3.Authors should fulfill the specific criteria of the ICMJE; the order of the authors should follow ethical principles. All contributors who do not meet the criteria for authorship should be listed in an acknowledgments section. Examples of those who may be acknowledged include: individuals who contributed cases, purely technical help, or medical writing assistance; or a department chair who provides financial support or other support. Other investigators may be listed, including their specific role in the study (participating investigator, scientific advisor, data monitor).
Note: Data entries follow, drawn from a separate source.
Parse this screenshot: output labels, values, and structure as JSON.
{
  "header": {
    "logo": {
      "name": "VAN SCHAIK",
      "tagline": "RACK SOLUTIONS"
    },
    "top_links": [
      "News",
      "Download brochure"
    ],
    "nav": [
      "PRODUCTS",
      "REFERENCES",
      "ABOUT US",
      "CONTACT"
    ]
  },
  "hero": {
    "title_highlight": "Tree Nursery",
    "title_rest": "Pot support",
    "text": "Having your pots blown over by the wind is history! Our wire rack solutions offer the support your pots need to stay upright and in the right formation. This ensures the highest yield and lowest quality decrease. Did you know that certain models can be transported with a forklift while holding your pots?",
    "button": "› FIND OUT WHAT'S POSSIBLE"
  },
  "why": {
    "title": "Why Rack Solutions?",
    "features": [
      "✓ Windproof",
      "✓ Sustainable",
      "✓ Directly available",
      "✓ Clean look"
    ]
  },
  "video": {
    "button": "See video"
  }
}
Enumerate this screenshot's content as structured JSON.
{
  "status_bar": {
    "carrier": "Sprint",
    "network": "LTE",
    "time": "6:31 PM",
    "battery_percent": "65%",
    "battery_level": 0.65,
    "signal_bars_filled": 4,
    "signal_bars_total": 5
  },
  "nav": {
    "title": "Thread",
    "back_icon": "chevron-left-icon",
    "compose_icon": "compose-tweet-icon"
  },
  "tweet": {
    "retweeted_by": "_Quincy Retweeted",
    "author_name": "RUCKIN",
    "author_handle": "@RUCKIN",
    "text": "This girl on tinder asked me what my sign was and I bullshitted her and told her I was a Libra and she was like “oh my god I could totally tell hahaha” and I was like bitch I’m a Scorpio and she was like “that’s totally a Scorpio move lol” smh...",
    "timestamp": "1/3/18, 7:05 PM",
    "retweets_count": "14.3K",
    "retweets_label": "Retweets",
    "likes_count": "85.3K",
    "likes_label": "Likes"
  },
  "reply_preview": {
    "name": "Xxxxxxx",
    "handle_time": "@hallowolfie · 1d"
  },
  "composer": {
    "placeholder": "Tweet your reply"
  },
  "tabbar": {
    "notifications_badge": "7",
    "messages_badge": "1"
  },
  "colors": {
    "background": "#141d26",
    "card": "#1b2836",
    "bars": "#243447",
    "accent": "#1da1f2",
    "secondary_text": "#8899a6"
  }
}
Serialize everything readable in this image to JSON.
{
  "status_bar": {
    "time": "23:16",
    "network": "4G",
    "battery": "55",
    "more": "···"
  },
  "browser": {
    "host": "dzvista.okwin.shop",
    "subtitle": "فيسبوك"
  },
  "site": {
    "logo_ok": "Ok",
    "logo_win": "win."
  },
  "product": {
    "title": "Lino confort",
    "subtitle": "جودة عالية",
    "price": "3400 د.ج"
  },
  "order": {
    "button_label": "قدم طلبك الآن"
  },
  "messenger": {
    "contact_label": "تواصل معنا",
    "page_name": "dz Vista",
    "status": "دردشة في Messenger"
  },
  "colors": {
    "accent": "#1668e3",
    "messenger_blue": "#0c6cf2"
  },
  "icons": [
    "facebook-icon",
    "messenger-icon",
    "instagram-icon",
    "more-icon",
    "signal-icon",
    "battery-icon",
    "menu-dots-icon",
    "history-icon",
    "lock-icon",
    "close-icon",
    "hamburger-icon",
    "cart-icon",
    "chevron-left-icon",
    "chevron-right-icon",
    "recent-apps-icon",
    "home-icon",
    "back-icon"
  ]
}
All persons listed as contributors must give written permission to be acknowledged because the listing suggests an endorsement of the data or its interpretation.
4.Statisticians frequently reach the level of authorship but at the minimum should be listed as contributors.
5.Guest authors and gift (honorary) authors who have not actually been involved in the design, conduct, or supervision of the research will not be included as authors or contributors.
6.Pharmaceutical companies should submit their own studies with their own company authors and with the appropriate disclosure, rather than employing the deception of guest authorship; the manuscript will be subjected to scrutiny as are all manuscripts.
7.Although we encourage researchers to write their own manuscripts, when it is absolutely necessary to have the assistance of a medical writer, the medical writer should be under the direction of the academic participants rather than industry-controlled and should be acknowledged as either an author or as a contributor, along with their specific role in the manuscript, their affiliation, and their financial disclosure.